David Davis warns of ‘barbaric’ foreigner checks in hospitals
As reported in The Yorkshire Post;
“A Yorkshire MP and former Shadow Home Secretary has warned that plans to restrict immigrants’ access to the NHS could have “barbaric” implications on hospital wards.
David Davis, the MP for Haltemprice and Howden, and one of the Conservative Party’s most senior backbenchers, told the Commons the Government must take care not to appear “uncivilised” if measures are introduced to withhold care from patients on the grounds of their nationality.
The centrepiece of this week’s Queen’s Speech was a new Immigration Bill that will seek to restrict some immigrants’ access to housing, welfare benefits and, most controversially, healthcare.
Mr Davis, a former Tory party leadership contender and its Shadow Home Secretary before resigning in 2007, painted a picture of doctors and nurses attempting to verify the nationality of a patient arriving injured at A&E before deciding whether to treat them.
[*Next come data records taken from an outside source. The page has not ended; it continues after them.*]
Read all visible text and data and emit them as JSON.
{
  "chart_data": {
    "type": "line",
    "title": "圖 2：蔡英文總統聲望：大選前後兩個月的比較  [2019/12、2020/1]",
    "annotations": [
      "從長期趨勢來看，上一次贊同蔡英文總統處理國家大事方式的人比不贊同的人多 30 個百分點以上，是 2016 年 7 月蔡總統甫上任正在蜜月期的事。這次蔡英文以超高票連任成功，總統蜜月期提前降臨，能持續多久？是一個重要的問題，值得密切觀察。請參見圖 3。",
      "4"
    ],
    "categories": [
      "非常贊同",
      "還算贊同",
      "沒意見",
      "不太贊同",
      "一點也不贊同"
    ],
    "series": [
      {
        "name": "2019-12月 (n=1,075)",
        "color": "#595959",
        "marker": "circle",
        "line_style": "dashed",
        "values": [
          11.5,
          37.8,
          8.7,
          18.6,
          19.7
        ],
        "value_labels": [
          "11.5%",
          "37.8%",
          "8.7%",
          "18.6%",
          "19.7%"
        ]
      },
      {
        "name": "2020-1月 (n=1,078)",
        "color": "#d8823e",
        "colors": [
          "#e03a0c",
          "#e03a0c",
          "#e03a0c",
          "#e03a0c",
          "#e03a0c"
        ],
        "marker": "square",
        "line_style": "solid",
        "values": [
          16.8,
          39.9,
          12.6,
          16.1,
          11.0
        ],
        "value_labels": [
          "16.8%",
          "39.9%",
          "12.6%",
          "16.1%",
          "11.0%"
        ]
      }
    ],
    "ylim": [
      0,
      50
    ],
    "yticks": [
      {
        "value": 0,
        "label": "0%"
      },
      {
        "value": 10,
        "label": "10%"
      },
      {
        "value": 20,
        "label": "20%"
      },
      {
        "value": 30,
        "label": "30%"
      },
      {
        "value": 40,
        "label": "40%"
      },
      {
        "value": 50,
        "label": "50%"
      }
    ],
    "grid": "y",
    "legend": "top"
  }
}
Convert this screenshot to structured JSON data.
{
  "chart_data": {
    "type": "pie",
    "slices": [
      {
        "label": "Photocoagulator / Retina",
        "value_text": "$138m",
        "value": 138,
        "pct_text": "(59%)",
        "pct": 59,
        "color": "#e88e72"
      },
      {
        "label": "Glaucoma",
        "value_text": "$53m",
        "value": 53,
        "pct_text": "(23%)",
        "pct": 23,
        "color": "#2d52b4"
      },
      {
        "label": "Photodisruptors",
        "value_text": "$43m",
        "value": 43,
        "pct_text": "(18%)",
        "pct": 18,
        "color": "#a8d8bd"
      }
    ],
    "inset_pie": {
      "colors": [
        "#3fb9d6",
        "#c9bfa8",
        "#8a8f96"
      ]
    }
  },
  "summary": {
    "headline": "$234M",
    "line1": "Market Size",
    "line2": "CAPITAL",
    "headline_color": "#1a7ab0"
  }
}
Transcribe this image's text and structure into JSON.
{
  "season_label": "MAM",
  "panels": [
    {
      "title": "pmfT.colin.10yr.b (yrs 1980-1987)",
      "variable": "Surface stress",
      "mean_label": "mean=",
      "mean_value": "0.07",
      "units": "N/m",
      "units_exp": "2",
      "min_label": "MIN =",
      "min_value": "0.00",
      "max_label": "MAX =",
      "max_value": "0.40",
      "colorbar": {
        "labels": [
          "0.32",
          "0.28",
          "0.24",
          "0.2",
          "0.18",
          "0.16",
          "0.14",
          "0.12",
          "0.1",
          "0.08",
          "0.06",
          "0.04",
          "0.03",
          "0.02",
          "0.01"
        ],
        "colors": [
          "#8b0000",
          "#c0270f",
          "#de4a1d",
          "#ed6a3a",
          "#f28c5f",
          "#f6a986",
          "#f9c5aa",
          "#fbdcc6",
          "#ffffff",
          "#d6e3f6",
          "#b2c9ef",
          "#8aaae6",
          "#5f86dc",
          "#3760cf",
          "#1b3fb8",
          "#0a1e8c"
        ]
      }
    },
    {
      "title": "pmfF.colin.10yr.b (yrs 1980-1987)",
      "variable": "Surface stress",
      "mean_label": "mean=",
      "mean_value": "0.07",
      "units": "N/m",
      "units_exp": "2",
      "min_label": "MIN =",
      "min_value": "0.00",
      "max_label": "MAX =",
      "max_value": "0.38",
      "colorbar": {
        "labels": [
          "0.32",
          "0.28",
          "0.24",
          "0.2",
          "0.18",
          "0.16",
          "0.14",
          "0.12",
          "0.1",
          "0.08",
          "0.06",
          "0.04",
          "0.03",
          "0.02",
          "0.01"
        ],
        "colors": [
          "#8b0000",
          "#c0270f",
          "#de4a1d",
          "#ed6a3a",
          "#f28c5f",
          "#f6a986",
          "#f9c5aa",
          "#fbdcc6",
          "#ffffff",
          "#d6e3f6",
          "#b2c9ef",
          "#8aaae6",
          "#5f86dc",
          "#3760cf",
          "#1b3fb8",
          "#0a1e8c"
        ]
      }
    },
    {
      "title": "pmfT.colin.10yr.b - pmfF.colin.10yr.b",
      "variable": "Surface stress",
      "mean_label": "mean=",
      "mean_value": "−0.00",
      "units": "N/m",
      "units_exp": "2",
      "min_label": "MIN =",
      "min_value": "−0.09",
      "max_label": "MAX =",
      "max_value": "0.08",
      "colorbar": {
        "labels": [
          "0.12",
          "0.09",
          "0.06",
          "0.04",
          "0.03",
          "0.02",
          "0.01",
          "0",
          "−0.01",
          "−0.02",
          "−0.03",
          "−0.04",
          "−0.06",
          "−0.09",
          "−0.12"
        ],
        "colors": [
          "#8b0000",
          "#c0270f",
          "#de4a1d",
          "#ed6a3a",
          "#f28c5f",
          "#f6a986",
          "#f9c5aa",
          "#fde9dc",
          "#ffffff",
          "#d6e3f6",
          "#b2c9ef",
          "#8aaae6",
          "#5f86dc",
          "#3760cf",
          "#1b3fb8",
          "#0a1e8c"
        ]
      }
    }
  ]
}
“The difficulty is to come up with a set of measures that is both firm and will deal with the issue without being uncivilised – without being barbarous, or perceived as barbarous, in approach,” he told MPs. “I agree with the Government that we must limit the ability of people who have made no contribution, perhaps having come here temporarily, to claim benefits and social housing in the UK.
“I am not at all sure, however, that I agree with the Government’s idea of withholding healthcare from people coming to this country, and I return to my point about acting firmly without being uncivilised – without being barbarous.”
Mr Davis said he “found it difficult to imagine” doctors in an accident and emergency department finding someone with a foreign accent on a trolley and asking: ‘“Where are you from? If you are Hungarian, you can be treated; if you are Bulgarian, you can’t.’ I do not see how that is going to work.”
He added: “Most of us get reciprocal healthcare if we go to European countries on holiday, to retire or to live, so I do not see how we are going to amend our provision.
“I am not sure, in my heart of hearts, that I want to say to someone who has been run over in the street: ‘You can’t have health care because you’re a foreigner’.”
With the debate over the Queen’s Speech well under way in the Commons, Labour launched its own attack on Government immigration policy yesterday with accusations Ministers are making “grand claims” about cutting net migration.
Shadow home secretary Yvette Cooper said the Government’s much-vaunted cut in immigration was actually down to people leaving the country.
“Two-thirds of your drop in net migration is a result of an increase in British citizens leaving the country and fewer British citizens returning home,” she told Home Secretary Theresa May.”